Generalist AI, an embodied intelligence company founded by former Google DeepMind senior research scientist Pete Florence, has unveiled GEN-0, a new class of embodied foundation model that establishes predictable scaling laws for robotics a milestone the field has long sought.
GEN-0 is trained directly on 270,000+ hours of high-fidelity real-world manipulation data not simulation, not internet video and demonstrates for the first time that robot intelligence can predictably scale with more data and compute, mirroring the scaling laws that powered large language models.
The model exhibits a critical phase transition at 7 billion parameters, which the team calls the ossification threshold. Below this threshold, models become rigid when exposed to large datasets and stop learning. Above it, performance continues to improve predictably with additional data, following clear power-law relationships between pretraining data volume and downstream task success rates.
GEN-0 is built on a novel architecture called Harmonic Reasoning, which allows robots to process sensory information and act simultaneously. Traditional robotic systems pause to plan each move; GEN-0 processes perception and action as continuous, intertwined streams much like how humans do not stop walking to think about where to place their next step.
This cross-embodied design enables a single model to be deployed across heterogeneous robot platforms from 6-degree-of-freedom robotic arms to 16+ degree-of-freedom semi-humanoid robots without retraining for each hardware type.
Post-training with minimal task-specific data achieves success rates up to 99% on new manipulation tasks.

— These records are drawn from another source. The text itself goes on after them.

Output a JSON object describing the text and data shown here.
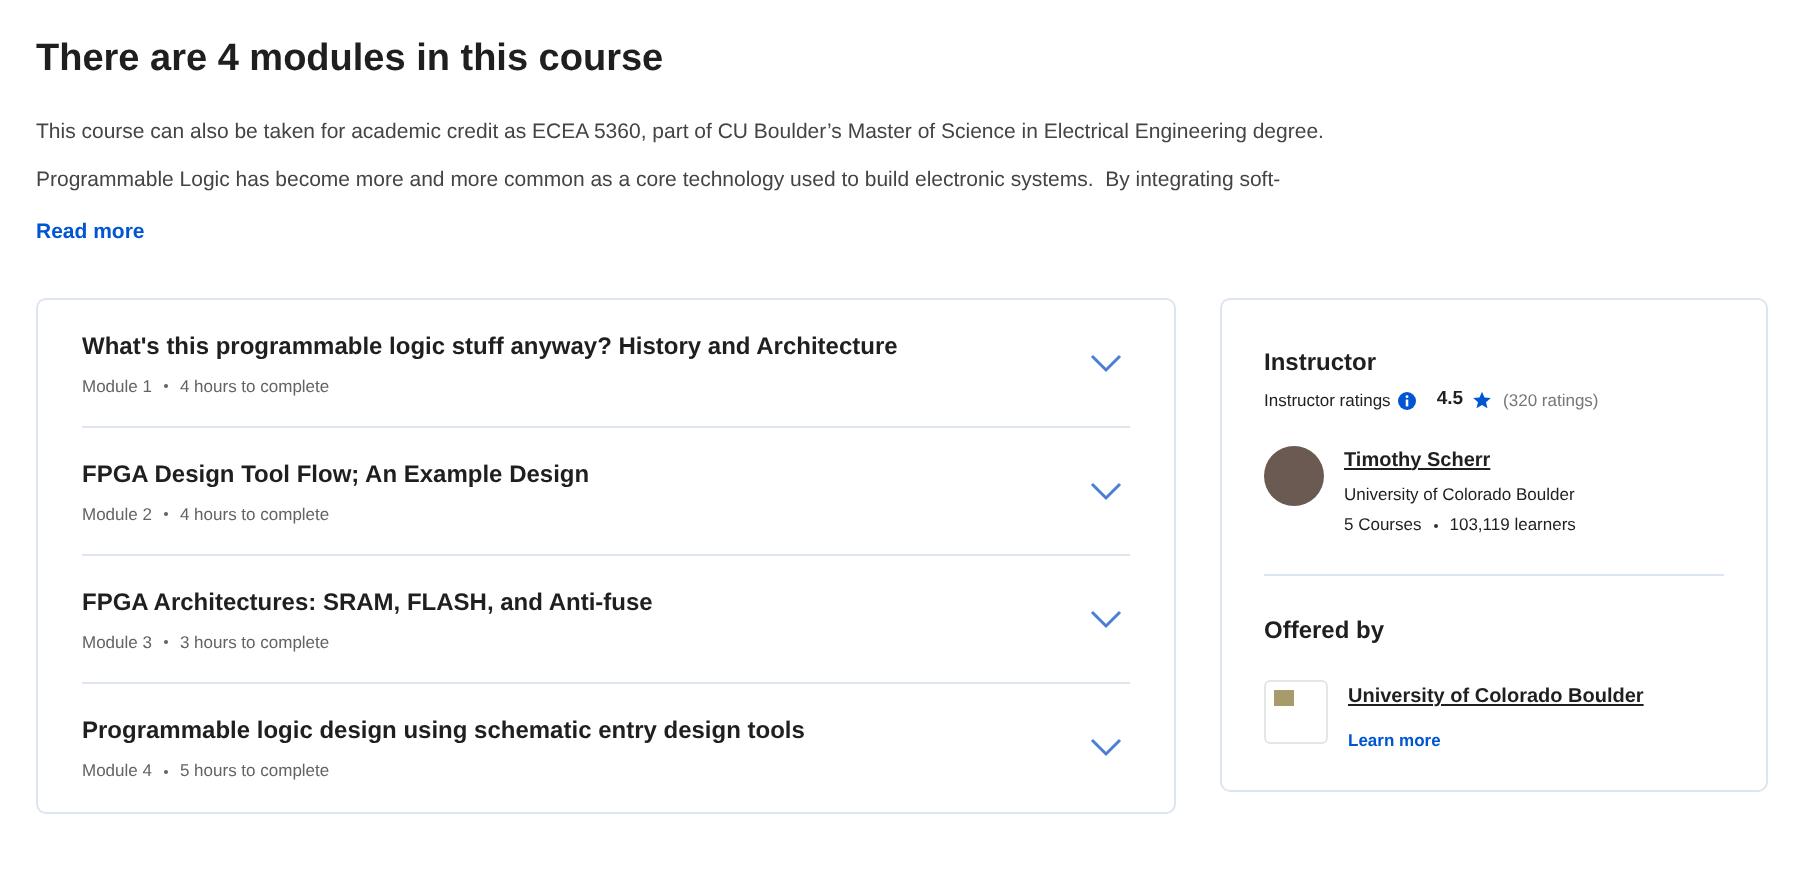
{
  "heading": "There are 4 modules in this course",
  "paragraphs": [
    "This course can also be taken for academic credit as ECEA 5360, part of CU Boulder’s Master of Science in Electrical Engineering degree.",
    "Programmable Logic has become more and more common as a core technology used to build electronic systems.  By integrating soft-"
  ],
  "read_more": "Read more",
  "modules": [
    {
      "title": "What's this programmable logic stuff anyway? History and Architecture",
      "number": "Module 1",
      "duration": "4 hours to complete",
      "expanded": false
    },
    {
      "title": "FPGA Design Tool Flow; An Example Design",
      "number": "Module 2",
      "duration": "4 hours to complete",
      "expanded": false
    },
    {
      "title": "FPGA Architectures: SRAM, FLASH, and Anti-fuse",
      "number": "Module 3",
      "duration": "3 hours to complete",
      "expanded": false
    },
    {
      "title": "Programmable logic design using schematic entry design tools",
      "number": "Module 4",
      "duration": "5 hours to complete",
      "expanded": false
    }
  ],
  "instructor": {
    "heading": "Instructor",
    "ratings_label": "Instructor ratings",
    "rating": "4.5",
    "rating_count": "(320 ratings)",
    "name": "Timothy Scherr",
    "affiliation": "University of Colorado Boulder",
    "courses": "5 Courses",
    "learners": "103,119 learners"
  },
  "offered_by": {
    "heading": "Offered by",
    "name": "University of Colorado Boulder",
    "learn_more": "Learn more"
  }
}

The 10B+ parameter model variant demonstrates robust generalization across 16 task categories including folding laundry, assembling camera kits, sorting Lego pieces, and other complex household and industrial operations.
The company data pipeline continues to grow at approximately 10,000 hours per week, suggesting further scaling could unlock even greater capabilities establishing GEN-0 as a foundational step toward general-purpose physical intelligence.